|View of Boca Negra Canyon, Albuquerque, NM|
Pochade, from French word poche for pocket, is a type of painting sketch done in a small, portable format. Artists from past eras painted such sketches on small wood panels that would fit in a coat pocket along with tubes of oil paint. Fast forward to today, we now have lightweight compact boxes for painting en plein air with all of our gear.
The two pochade boxes I have been using were wooden boxes that I adapted for painting outdoors. They were workable but had a few shortcomings that became inconvenient after awhile.
My new Guerrilla Painter pochade box actually arrived ready to use (it's cute as a button and very nicely made!), except for some custom alterations I wanted to make. I added a carrying handle, some rubber feet, the metal tripod plate, some removable mixing trays, and I covered the palette mixing area with plexiglas for easy cleaning. Then I gessoed and primed some panels to paint on and loaded the pochade box with oils, turpentine, brushes, and other necessities.

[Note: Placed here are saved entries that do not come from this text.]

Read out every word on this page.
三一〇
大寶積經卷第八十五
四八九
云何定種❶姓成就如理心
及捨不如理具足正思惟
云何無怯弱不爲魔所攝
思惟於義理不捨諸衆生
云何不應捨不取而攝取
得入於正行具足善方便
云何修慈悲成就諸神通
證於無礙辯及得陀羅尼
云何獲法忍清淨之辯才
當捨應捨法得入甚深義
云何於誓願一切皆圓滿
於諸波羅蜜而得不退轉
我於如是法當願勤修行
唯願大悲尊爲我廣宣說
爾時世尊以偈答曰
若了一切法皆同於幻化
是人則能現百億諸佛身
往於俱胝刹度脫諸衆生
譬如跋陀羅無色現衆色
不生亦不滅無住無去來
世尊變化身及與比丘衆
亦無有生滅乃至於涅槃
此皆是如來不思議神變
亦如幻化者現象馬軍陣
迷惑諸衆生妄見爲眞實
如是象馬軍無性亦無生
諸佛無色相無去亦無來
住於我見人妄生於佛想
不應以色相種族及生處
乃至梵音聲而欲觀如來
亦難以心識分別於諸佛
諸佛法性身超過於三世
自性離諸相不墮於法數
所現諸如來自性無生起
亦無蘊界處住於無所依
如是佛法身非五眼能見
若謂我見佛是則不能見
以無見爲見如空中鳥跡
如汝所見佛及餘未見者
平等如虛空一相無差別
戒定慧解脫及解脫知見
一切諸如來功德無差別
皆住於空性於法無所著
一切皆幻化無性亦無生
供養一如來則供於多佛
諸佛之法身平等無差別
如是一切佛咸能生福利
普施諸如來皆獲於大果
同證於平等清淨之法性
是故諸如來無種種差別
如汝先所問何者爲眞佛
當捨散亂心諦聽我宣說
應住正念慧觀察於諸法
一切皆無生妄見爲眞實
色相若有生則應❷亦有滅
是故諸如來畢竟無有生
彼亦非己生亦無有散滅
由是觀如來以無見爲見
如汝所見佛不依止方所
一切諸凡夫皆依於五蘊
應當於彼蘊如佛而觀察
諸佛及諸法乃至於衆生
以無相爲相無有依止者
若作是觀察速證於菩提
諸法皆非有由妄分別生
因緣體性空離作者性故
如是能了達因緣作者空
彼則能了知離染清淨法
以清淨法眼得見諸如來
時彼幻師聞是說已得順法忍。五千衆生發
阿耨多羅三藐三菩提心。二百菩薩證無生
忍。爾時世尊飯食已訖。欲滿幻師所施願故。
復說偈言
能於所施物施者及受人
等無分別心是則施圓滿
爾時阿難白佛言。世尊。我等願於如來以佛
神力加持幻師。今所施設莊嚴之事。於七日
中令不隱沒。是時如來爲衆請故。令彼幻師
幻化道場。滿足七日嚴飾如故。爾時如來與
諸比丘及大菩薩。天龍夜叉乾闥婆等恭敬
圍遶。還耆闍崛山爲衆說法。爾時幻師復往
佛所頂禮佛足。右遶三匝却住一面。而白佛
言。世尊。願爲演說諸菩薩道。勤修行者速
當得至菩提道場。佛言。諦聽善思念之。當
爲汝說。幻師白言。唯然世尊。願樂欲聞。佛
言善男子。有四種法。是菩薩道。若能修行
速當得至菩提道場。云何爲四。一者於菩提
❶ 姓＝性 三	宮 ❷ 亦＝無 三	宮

I was all set to go out painting with the Plein Air Painters of New Mexico today—even though it was only 46 degrees this morning, even though the skies were gray with dense thick clouds (my least favorite lighting)—until it started raining, a good soaking drizzle that lasted for several hours. Oh, well, when you live in the desert, you never complain about rain or snow.
I did drive out to the site—Boca Negra Canyon located on the far westside of Albuquerque—and took some pictures of this volcanic rock-strewn area. It's not a landscape you can just see anywhere, and it offers the chance to see petroglyphs, too.
This is New Mexico and there will certainly be a multitude of sunny days to revisit this site and paint. I'm looking forward to it.
Thanks for taking a look. Enjoy your weekend!